Today, more millennials live with their parents than previous generations did. We’re marrying later, if we marry; we’re having children later, and fewer of them. It is nearly impossible to own a home without financial help—an inheritance, a down payment from the in-laws. We are killing industries left and right, but that’s because we don’t have the income to sustain them. Many of us have bachelor’s degrees, but also the debt that came from acquiring them.
This swirl of pressures has birthed a distinct millennial sensibility; it has also helped define this generation’s novels, which focus on the experience of economic and creative failure. What happens when you’re ambivalent about the world of commerce around you? What happens when you stop doing what you’re supposed to do? What happens when you do everything you’re supposed to do… and things still don’t work out?
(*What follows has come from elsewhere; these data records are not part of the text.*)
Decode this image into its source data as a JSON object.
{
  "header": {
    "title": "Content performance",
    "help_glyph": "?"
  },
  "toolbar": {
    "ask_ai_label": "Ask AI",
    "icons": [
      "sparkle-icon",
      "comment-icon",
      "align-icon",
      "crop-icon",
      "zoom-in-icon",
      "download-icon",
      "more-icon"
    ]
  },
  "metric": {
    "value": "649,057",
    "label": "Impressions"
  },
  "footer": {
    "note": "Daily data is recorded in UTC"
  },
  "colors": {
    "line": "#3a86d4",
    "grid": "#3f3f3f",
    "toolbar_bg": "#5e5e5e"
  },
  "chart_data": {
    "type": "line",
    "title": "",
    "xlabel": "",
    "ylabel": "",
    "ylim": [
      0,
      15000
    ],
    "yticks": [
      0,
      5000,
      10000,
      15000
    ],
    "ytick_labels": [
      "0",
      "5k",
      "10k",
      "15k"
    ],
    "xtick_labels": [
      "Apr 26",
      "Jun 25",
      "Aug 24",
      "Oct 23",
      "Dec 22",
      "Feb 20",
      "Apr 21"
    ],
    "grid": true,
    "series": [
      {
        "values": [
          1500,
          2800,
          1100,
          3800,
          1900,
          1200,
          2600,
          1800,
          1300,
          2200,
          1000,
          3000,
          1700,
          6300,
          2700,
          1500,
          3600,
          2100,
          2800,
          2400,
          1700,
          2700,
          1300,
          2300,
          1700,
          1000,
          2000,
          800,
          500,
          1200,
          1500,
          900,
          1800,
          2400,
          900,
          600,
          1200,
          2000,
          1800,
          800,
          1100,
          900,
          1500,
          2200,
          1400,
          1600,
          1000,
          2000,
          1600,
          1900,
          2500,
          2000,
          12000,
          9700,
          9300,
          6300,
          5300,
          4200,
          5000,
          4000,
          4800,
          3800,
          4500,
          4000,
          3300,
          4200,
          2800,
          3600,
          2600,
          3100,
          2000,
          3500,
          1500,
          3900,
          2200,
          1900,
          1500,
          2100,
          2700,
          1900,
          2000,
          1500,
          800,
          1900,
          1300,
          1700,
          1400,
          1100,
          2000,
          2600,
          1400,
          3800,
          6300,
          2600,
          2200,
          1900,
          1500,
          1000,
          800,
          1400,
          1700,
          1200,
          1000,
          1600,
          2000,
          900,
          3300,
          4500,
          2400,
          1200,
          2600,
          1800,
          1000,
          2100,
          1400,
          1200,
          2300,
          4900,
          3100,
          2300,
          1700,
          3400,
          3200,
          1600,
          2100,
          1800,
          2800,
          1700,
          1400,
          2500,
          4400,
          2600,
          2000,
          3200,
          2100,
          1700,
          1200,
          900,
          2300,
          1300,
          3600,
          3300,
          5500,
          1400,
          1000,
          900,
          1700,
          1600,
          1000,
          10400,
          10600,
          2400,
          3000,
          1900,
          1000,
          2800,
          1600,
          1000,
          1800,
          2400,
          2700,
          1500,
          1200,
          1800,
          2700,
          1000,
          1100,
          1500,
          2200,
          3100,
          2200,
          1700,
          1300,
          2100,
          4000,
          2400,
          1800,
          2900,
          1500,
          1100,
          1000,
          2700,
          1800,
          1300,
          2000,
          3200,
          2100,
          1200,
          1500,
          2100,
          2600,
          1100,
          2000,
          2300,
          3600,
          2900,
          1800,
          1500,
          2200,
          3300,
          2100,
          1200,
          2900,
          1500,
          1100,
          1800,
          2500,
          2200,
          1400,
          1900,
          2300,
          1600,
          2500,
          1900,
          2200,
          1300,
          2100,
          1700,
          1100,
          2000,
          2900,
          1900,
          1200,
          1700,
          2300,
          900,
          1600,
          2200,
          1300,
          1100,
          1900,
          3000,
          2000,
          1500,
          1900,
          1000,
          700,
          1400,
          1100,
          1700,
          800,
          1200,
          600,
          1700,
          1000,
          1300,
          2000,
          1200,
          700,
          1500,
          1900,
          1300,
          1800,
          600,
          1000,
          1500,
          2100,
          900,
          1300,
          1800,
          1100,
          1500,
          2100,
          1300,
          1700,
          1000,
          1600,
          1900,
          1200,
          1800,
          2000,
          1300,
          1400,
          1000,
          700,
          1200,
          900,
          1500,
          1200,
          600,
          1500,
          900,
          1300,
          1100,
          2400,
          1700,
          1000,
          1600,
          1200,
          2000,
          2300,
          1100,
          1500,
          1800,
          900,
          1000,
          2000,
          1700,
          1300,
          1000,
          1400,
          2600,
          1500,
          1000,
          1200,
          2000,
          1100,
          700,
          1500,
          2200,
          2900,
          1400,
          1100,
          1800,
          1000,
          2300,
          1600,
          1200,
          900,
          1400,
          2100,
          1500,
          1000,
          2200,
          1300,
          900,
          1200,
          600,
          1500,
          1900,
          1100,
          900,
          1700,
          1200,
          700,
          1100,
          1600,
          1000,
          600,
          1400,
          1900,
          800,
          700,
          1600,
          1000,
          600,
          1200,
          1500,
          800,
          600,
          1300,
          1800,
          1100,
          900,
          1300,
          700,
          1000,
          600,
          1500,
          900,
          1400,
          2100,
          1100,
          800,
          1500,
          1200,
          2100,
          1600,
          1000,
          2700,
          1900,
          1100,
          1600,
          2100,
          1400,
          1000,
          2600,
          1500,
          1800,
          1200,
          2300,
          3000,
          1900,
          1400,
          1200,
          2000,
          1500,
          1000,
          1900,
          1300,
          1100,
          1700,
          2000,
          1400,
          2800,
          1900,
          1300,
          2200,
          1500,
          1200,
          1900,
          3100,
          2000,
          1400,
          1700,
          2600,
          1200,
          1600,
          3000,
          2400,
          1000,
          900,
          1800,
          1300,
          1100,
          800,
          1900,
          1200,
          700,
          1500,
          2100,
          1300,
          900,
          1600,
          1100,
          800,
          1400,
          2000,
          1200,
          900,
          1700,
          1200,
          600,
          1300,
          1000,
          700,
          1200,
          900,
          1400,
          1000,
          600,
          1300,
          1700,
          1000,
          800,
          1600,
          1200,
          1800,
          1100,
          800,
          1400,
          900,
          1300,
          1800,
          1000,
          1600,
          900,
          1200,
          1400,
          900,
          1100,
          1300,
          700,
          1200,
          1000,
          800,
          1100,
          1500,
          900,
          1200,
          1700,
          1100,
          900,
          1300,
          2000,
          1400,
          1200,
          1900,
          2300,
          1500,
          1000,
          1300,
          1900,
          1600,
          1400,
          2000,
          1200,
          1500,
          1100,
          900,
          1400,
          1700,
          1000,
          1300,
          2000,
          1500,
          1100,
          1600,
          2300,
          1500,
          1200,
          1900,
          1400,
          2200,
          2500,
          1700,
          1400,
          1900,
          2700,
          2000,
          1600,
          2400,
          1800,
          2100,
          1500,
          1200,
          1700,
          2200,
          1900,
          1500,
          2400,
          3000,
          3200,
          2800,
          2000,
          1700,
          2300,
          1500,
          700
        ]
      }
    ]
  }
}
In Weike Wang’s recent debut novel, Chemistry, the narrator abruptly quits her PhD program. “Finally the lab coat comes off,” she tells us. “I place it neatly into the drawer. Then I smash five beakers on the ground. I shout, Beakers are cheap, while the whole lab gathers to watch.” In Anelise Chen’s So Many Olympic Exertions, another novel of academic despair, we find the protagonist, Athena, struggling to complete her dissertation. Instead of working on it, she takes up swimming; after losing her funding, she moves back in with her parents. Even Goodbye, Vitamin, last year’s sleeper hit from Rachel Khong, features a protagonist who, at the end of a failed engagement, moves home to be with her family—home being not merely a place of comfort but, for many millennials, the only place to turn.
Failure, of course, is as common in literature as it is in life. But the challenges that these characters face (and fail to overcome) belong uniquely to their generation, striving as they are under a very different set of social and economic conditions than the ones that helped buoy their parents. And even when they do succeed, they look at those achievements askance, failing to appreciate the lives they’ve fallen into. The luckiest of them live in Brooklyn-like neighborhoods and attend to their passions. Yet economic anxiety sets the scene for their lives, whether in the foreground or as a sinister background hum. Adrift in their careers, their relationships, or both, these millennial protagonists sleepwalk through life, shaken awake only by cataclysmic events outside of their control: a financial crisis, the illness of a parent, or, in the case of Ling Ma’s debut novel, Severance, a global outbreak of disease.